L'adolescence comme moment de transformations psychiques souvent radicales ou spectaculaires ne se confond que très approximativement avec les modifications physiologiques de la puberté.
Il n'est pas inutile de se demander dans quelles circonstances historico-sociales est apparu ce personnage aujourd'hui omniprésent dont la naissance est cependant récente: l'adolescent.
Le monde antique, à l'apogée de la civilisation gréco-romaine, a certes connu des figures de l'adolescence qui sont proches des nôtres.
Ce n'est pas un hasard si le culte de l'éphèbe a coïncidé avec le siècle d'or de la Grèce.
C'est qu'alors également une société en pleine mutation, en ce sens qu'elle inventait la démocratie et l'individualisme, fondait sur sa jeunesse les plus grands espoirs de progrès.
L' adolescens, celui qui grandit et croît, était alors, pourrait-on dire en paraphrasant FREUD, le père de l'adultus, celui qui a cessé de grandir.
Mais cet adolescent a disparu de l'échelle des âges pendant des siècles.
Nous verrons plus loin que les cultures archaïques ou traditionnelles, comme d'ailleurs jadis les classes pauvres de notre société, ont toujours fait en sorte que cet âge soit réduit à sa plus simple expression.

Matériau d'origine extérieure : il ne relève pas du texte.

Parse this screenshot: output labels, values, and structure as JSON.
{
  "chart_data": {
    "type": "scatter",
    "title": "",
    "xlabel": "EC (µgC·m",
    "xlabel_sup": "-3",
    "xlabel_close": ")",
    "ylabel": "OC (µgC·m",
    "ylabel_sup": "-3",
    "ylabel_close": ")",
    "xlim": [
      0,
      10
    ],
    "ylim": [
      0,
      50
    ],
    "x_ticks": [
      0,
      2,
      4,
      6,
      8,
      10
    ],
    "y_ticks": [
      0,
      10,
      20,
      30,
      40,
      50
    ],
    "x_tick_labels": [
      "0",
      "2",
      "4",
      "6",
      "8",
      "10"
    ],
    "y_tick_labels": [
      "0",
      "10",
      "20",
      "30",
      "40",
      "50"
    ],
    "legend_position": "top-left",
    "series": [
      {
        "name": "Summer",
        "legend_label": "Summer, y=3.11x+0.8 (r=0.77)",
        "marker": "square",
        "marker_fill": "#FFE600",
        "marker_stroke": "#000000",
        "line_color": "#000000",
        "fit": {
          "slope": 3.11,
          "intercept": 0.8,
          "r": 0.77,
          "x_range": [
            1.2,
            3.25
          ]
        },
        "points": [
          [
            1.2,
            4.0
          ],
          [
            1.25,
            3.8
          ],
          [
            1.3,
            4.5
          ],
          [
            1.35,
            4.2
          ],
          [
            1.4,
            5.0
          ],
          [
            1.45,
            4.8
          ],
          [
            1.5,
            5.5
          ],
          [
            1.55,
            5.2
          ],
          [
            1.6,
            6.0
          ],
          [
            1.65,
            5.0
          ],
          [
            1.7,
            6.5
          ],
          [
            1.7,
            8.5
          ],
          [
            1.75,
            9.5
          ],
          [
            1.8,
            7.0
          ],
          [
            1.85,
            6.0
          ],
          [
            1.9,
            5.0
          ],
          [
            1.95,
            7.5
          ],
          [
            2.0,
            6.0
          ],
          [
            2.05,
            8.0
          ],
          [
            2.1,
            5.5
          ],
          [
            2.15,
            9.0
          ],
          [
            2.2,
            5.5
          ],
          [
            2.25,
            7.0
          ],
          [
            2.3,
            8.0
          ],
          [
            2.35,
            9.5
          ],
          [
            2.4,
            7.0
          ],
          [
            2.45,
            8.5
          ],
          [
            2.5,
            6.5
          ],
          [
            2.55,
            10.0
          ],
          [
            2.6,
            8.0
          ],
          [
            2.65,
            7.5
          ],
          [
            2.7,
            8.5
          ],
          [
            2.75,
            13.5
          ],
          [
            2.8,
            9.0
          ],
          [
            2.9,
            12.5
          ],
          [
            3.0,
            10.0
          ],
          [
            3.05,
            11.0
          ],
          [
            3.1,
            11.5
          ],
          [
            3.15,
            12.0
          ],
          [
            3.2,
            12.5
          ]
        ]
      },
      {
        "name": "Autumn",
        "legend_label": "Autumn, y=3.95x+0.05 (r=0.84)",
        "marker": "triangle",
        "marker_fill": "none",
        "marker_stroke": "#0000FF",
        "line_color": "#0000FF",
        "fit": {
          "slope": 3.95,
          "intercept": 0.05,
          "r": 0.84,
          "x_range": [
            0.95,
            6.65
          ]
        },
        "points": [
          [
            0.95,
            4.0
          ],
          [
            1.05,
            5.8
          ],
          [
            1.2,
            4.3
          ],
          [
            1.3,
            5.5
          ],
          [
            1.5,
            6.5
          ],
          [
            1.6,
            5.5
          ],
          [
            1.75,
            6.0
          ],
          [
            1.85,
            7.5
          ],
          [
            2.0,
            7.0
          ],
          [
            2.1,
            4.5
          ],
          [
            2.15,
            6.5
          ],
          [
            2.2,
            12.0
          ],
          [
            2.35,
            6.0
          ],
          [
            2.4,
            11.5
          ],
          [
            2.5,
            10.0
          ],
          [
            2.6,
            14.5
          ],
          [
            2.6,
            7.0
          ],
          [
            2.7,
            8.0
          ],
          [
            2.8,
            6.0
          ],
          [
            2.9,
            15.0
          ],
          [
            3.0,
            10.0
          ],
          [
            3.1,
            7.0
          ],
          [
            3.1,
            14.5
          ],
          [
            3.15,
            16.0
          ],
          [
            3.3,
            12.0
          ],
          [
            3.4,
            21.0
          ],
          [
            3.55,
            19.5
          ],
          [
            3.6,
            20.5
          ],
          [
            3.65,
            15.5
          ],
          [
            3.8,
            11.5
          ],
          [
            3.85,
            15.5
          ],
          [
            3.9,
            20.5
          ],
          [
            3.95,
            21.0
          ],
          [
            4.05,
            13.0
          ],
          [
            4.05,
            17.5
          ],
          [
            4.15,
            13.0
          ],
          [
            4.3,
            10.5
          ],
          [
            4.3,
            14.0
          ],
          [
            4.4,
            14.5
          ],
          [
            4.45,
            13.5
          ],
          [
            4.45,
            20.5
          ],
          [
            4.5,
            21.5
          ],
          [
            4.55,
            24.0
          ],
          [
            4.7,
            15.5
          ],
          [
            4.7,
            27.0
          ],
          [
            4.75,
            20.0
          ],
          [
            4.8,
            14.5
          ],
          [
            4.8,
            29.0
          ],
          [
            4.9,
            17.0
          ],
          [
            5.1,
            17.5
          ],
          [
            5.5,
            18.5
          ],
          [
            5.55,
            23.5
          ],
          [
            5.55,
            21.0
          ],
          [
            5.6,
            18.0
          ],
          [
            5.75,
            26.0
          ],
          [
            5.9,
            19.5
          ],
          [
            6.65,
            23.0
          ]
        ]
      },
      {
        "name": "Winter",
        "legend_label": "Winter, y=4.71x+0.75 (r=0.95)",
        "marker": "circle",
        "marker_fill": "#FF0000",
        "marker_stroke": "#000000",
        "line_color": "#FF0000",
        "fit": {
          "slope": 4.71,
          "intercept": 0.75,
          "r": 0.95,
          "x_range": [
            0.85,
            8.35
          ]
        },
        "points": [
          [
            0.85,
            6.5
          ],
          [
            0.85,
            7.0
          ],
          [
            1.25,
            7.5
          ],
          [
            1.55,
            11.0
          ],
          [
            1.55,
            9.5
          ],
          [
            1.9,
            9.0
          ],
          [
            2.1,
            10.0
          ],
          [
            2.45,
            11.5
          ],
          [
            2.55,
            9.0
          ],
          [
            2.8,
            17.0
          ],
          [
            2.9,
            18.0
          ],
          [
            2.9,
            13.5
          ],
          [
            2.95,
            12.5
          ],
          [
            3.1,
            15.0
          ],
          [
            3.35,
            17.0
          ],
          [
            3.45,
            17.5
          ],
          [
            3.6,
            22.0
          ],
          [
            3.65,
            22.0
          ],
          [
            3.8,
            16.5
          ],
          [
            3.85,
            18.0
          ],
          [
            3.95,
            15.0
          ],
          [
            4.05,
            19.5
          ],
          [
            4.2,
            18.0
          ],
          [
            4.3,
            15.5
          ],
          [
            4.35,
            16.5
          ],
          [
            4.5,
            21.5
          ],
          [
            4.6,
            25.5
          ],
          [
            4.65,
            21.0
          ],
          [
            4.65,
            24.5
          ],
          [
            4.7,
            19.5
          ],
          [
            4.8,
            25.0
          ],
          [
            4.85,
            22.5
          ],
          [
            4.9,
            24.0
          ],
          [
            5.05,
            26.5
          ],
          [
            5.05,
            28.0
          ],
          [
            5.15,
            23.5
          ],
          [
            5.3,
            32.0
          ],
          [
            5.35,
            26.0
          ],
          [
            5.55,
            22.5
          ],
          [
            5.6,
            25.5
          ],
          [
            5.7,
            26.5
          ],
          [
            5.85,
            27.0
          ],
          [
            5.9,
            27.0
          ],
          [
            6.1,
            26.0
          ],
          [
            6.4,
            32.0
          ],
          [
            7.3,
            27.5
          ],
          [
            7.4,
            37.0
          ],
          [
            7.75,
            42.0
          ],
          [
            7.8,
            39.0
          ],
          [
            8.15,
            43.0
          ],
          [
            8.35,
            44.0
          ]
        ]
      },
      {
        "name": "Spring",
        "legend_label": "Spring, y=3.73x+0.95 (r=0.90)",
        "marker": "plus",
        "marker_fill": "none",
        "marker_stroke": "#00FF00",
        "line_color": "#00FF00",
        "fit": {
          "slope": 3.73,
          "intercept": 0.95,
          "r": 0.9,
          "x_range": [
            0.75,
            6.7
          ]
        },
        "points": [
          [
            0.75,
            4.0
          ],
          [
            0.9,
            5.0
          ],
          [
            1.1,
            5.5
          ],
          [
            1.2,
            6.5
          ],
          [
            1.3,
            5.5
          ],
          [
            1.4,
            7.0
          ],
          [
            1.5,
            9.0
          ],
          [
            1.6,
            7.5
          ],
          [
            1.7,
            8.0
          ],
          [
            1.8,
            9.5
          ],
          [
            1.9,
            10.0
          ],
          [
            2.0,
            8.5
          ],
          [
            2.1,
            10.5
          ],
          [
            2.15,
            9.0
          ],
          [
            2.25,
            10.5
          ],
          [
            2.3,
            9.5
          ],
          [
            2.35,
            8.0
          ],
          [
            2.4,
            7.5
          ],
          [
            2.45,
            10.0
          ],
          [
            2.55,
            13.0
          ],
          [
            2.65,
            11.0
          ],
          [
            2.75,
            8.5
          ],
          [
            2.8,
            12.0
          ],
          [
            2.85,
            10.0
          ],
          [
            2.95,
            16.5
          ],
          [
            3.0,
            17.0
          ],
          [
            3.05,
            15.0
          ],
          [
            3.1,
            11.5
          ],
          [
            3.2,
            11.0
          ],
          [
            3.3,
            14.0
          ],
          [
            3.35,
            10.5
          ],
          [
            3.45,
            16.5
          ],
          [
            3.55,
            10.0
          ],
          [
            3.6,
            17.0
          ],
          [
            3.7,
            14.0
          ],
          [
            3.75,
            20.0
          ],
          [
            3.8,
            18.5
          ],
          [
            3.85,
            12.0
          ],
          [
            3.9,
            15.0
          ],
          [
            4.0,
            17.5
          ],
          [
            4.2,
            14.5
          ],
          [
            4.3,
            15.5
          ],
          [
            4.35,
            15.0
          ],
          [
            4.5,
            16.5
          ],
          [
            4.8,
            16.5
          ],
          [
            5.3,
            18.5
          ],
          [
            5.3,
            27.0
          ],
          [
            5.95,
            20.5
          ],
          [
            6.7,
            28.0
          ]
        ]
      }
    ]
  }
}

Plus une société évolue vers le modèle occidental, libéral-individualiste, fondé sur une division de plus en plus grande du travail d'une part , sur la disparition de la famille étendue et le libre-échangisme sexuel d'autre part, plus l'échelle des âges se diversifie, l'adolescence tendant à y occuper la plus grande place.
Dans les civilisations traditionnelles, c'est le grand âge qui jouit des plus grands privilèges.
Au XIXe siècle, l'enfant devient roi.
Si ce privilège accordé à l'enfance n'avait pas existé, FREUD n'aurait peut-être jamais pu écrire que "l'enfant est le père de l'homme"fn 3 et les problèmes que la psychanalyse étudie n'auraient peut-être jamais non plus vu le jour, en tout cas pas sous les formes que nous connaissons et que la doctrine désigne sous l'appellation de "complexe d'Oedipe".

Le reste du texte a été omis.